This is just a little tidbit and not even really a useful tip in the grand scale of things, but as it stands right now, the cheapest place to fill up your car anywhere in Japan is at a highway gasoline stand. Due to the sharp price rise of gasoline earlier this week, prices are now generally over 140 yen per liter (that’s $4.60 a gallon for regular gasoline! FUCK!). However, due to some provision, the gasoline stations you see at the highway rest stops all over Japan have a cap on the price per liter at 137 yen.
They (read: The MAN) are looking to close this loophole sometime within the next month, so if you happen to pass a gas station on the highway soon, it might make you happy to stop and fill up your tank (It will make me happy, at least. I love sticking it to The Man.)
The price of gasoline in Japan can be broken down by the following formula:
- 30% of the money that you pay for gasoline is the actual cost of the refined dead dino juice
- 50% goes to taxes
- 20% is what’s left for the retailer to try and squeeze a profit from (and it’s suspected that at least half goes towards paying for the Minister of Transportation’s fleet of sleek black limousines. It pays to be top dog, baby.)
In addition, that sound you hear at the pump is:
- Money literally being sucked from your credit card (after all, who carries around that much cash?) at insane speeds, especially if you’re a dumbshit like me and insist on ????? (high octane gasoline)
- The Man and his band of wild Arab oil magnates sticking a fist right up your ass! That’s why the gas station attendants bow to you when you drive off – you just got FUCKED, kid!

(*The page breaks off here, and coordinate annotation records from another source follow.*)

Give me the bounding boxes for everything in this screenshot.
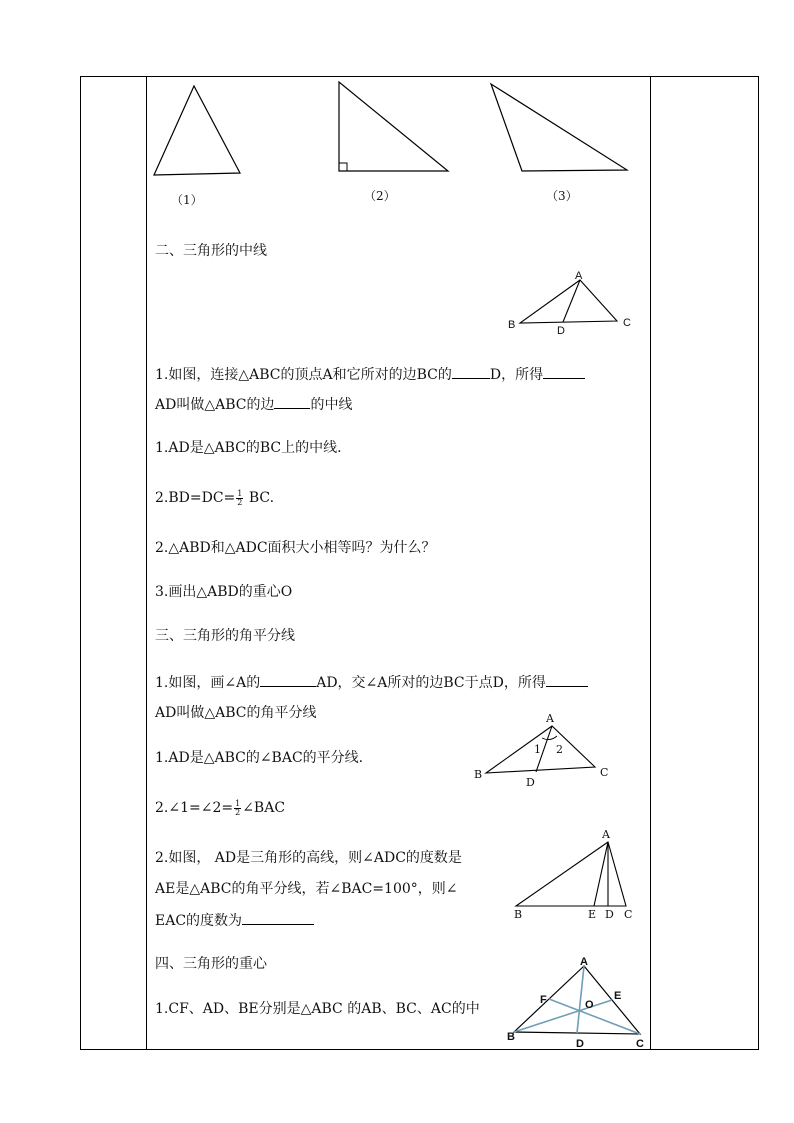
caption-1: （1） xyxy=(171,193,203,207)
median-label-a: A xyxy=(575,270,583,282)
bisector-label-d: D xyxy=(526,776,535,789)
bisector-label-b: B xyxy=(474,768,483,781)
section-title-median: 二、三角形的中线 xyxy=(155,243,267,259)
bisector-angle-2: 2 xyxy=(556,743,563,756)
triangle-figure-right xyxy=(333,78,453,176)
median-label-c: C xyxy=(623,317,631,329)
bisector-point-1: 1.AD是△ABC的∠BAC的平分线. xyxy=(155,750,364,766)
caption-2: （2） xyxy=(364,189,396,203)
centroid-label-b: B xyxy=(507,1031,515,1043)
blank-eac-angle[interactable] xyxy=(242,910,314,925)
caption-3: （3） xyxy=(546,189,578,203)
altitude-label-b: B xyxy=(514,908,523,921)
median-point-2: 2.BD=DC= $\frac{1}{2}$ BC. xyxy=(155,488,275,507)
fraction-half: $\frac{1}{2}$ xyxy=(237,488,243,507)
median-question-line2: AD叫做△ABC的边 的中线 xyxy=(155,394,352,415)
median-question-3: 3.画出△ABD的重心O xyxy=(155,584,293,600)
altitude-label-e: E xyxy=(588,908,597,921)
blank-bisector-segment[interactable] xyxy=(546,672,588,687)
median-point-1: 1.AD是△ABC的BC上的中线. xyxy=(155,440,342,456)
altitude-figure xyxy=(508,826,642,922)
median-figure xyxy=(505,266,635,338)
blank-median-side[interactable] xyxy=(274,394,310,409)
median-question-line1: 1.如图，连接△ABC的顶点A和它所对的边BC的 D，所得 xyxy=(155,364,585,385)
centroid-question-1: 1.CF、AD、BE分别是△ABC 的AB、BC、AC的中 xyxy=(155,1001,480,1017)
blank-median-point[interactable] xyxy=(452,364,490,379)
centroid-label-c: C xyxy=(636,1038,644,1050)
blank-bisector-term[interactable] xyxy=(260,672,316,687)
triangle-figure-acute xyxy=(150,80,250,180)
section-title-bisector: 三、三角形的角平分线 xyxy=(155,628,295,644)
median-label-b: B xyxy=(508,319,516,331)
bisector-figure xyxy=(470,712,616,792)
centroid-label-e: E xyxy=(614,990,622,1002)
median-label-d: D xyxy=(557,325,565,337)
median-question-2: 2.△ABD和△ADC面积大小相等吗？为什么？ xyxy=(155,540,436,556)
altitude-question-line2: AE是△ABC的角平分线，若∠BAC=100°，则∠ xyxy=(155,881,458,897)
bisector-question-line1: 1.如图，画∠A的 AD，交∠A所对的边BC于点D，所得 xyxy=(155,672,588,693)
altitude-label-d: D xyxy=(605,908,614,921)
altitude-label-a: A xyxy=(602,828,610,841)
bisector-label-c: C xyxy=(600,766,609,779)
bisector-angle-1: 1 xyxy=(534,743,541,756)
centroid-figure xyxy=(505,955,645,1050)
altitude-question-line3: EAC的度数为 xyxy=(155,910,314,931)
table-column-divider-right xyxy=(650,76,651,1050)
fraction-half-2: $\frac{1}{2}$ xyxy=(235,798,241,817)
centroid-label-d: D xyxy=(576,1038,584,1050)
table-column-divider-left xyxy=(146,76,147,1050)
blank-median-segment[interactable] xyxy=(543,364,585,379)
altitude-question-line1: 2.如图， AD是三角形的高线，则∠ADC的度数是 xyxy=(155,850,462,866)
section-title-centroid: 四、三角形的重心 xyxy=(155,956,267,972)
centroid-label-o: O xyxy=(585,999,594,1011)
table-frame xyxy=(80,76,759,1050)
centroid-label-a: A xyxy=(580,956,588,968)
triangle-figure-obtuse xyxy=(486,80,632,176)
bisector-question-line2: AD叫做△ABC的角平分线 xyxy=(155,705,317,721)
altitude-label-c: C xyxy=(624,908,633,921)
bisector-label-a: A xyxy=(546,712,554,725)
bisector-point-2: 2.∠1=∠2= $\frac{1}{2}$ ∠BAC xyxy=(155,798,286,817)
centroid-label-f: F xyxy=(540,994,547,1006)
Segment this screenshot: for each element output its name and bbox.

1 thought on “The Price of Gas in Japan”
This is one of the reasons why I wouldn’t buy a car in Japan unless absolutely forced to. The other two reasons are the cost of care taxes (shakken), and–as I live in Tokyo–the pure misery of being caught in Tokyo traffic in a four-wheeled vehicle, or other problems in a country where two lanes is considered a broad thoroughfare. Ergo, I drive a scooter, which gets 36 kilometers per liter, or about 85 mpg, only costs 1600 yen per year in taxes, and can dodge traffic jams by driving around them. Insurance is cheap, too.
Oh, I almost forgot reason #4: parking, which a scooter can do for free almost anywhere.
Sure, I can’t cruise for girls or take the family out for a jaunt on a scooter, but then again, I have no need for car-related uses like those. Meanwhile, I pay a lot less for my traveling without the headaches that car owners suffer in Japan.